For something which has the unequivocal weight of the law behind it, software copyright has had a rather bumpy history in the courts. Once we get past the obvious facts of law, namely that copyright protects source code, the application of such protection has been more difficult. The reason for this is simple: while source code is clearly protected by copyright, infringement involving code plagiarism rarely happens. Similarly, the copying of a full program is also a matter of clear copyright infringement. The law however has been struggling with non-literal copying, for example, the adoption of functionality, manuals, interfaces, computer languages, and the like. This is where the interesting legal questions are being asked and litigated, and in the last few weeks we had two very important cases decided on some of these issues in both sides of the Atlantic.
The first case is SAS v WPL decided by the European Court of Justice (a case we have discussed at length previously). SAS is a business software giant that relies heavily on proprietary control over its own programming language called Base SAS, and also by providing services and know-how.

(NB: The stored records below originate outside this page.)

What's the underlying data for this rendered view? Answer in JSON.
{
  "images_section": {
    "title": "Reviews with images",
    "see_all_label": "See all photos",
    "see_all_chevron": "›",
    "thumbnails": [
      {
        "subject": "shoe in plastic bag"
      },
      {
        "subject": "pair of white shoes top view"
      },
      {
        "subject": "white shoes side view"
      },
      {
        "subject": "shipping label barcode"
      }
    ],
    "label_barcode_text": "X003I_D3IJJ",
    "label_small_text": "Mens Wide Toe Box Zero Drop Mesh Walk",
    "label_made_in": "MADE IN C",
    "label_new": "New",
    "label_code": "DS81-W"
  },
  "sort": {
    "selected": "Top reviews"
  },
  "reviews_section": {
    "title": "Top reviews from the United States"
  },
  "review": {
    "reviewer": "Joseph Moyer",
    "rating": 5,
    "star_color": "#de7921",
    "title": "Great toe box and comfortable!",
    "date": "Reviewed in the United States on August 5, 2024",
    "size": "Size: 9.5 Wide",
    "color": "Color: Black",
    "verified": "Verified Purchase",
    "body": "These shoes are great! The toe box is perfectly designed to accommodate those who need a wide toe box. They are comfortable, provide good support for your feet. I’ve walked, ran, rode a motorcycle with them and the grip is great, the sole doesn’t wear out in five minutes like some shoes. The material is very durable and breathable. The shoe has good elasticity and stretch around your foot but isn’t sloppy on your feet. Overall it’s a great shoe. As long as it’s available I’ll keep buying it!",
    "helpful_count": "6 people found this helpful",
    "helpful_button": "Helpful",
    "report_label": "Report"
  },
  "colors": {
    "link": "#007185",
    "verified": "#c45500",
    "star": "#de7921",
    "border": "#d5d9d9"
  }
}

While users are allowed to program using this language to fit their own needs, SAS keeps a tight leash on the know-how elements of the equation, particularly access to the Base SAS components and training materials. World Programming Limited (WPL) is a UK software company which saw an opening in the market, it created an SAS clone (knows as WPS) which would be able to run programs coded using Base SAS and the SAS components. It also produced manuals and other supporting materials in order to train users. SAS sued WPL in England for copyright infringement, and the case was referred to the ECJ. The question at the heart of the litigation was very interesting, does SAS have a copyright claim over its programming language and training materials? In short, the answer is no.The ECJ stuck closely to the advice by the Advocate General and left the door open to wider interoperability in the software environment.
The ECJ has decided that SAS did not have copyright claim over the underlying functionality of a computer program, the programming language it is written in, nor the data format of the interface files. Moreover, the Court analysed whether any legitimate user of some piece of software has the right to “study or test the functioning of a computer program in order to determine the ideas and principles which underlie any element of the program.” The answer here was positive, as the court considered that any legitimate user “should not be prevented from performing acts necessary to observe, study or test the functioning of the program, provided that these acts do not infringe the copyright in that program.” The Court states:
“ Consequently, the owner of the copyright in a computer program may not prevent, by relying on the licensing agreement, the person who has obtained that licence from determining the ideas and principles which underlie all the elements of that program in the case where that person carries out acts which that licence permits him to perform and the acts of loading and running necessary for the use of the computer program, and on condition that that person does not infringe the exclusive rights of the owner in that program.”
While there have been some criticisms against the decision because it seems to be awkwardly drafted, in my humble opinion this truly is a landmark case with regards to software functionality and interoperability. The ECJ has enshrined those principles, and I for one believe that this is a good thing.
Now contrast that with the widely publicised case of Oracle v Google (a very good FAQ about the case here). Oracle sued Google in August 2010 alleging copyright and patent infringement of Oracle’s Java by the Android mobile operating system. A jury in San Francisco decided in favour of Google in the patent case, striking a mighty blow against software patents in the process. However, everyone agrees that the really interesting part of the case was almost a sidetrack to the main patent argument, and it was whether Oracle could claim copyright over the structure of its application programming interfaces (APIs). When designing Android, Google was careful not to use Java’s interfaces in order to avoid having to pay licence fees to Oracle. It then created its own mobile APIs based on existing open source software. While these had the similar functionality to Java, they did not use Java’s code. Oracle argued that Google was infringing copyright because its interfaces were too similar to its own.
This question is really important because APIs are at the heart of the modern software development, they are the building blocks that allow devices to interact with other services and applications, and at the basic level, they allow mobile operating systems to exist. So, if a company could prove that it has copyright protection over the basic structure of its APIs, then it would force competitors to license its own offering. The judge in the case did not have to decide this question outright, but he had to instruct the jury on the matter of whether Oracle’s APIs were protected by copyright. Judge William Alsup instructed the jury that they should assume that the APIs were subject to copyright, and that he would decide fully after the verdict. As the jury struck down the patent claim, it is now up to the judge to decide on the copyright question fully.
Here is where the comparison to the SAS case is relevant, and let us hope that someone will point Judge Alsup towards that decision for inspiration. Oracle continues to claim that the very functional aspect of its APIs is protected by copyright, which is a very similar argument to that put forward by SAS. It has always been my contention that functionality should never be a part of copyright, this is an area best protected by patents. If Google produced its own API based on other code, then one has to ask if programming something which fulfils the same functions as another software infringes copyright. The answer to this question usually has been a resounding negative.
From a purely selfish perspective, I have to admit that as the proud owner of an Android phone, I want Google to win. Anything that will make a Galaxy S3 more expensive to purchase must be discouraged.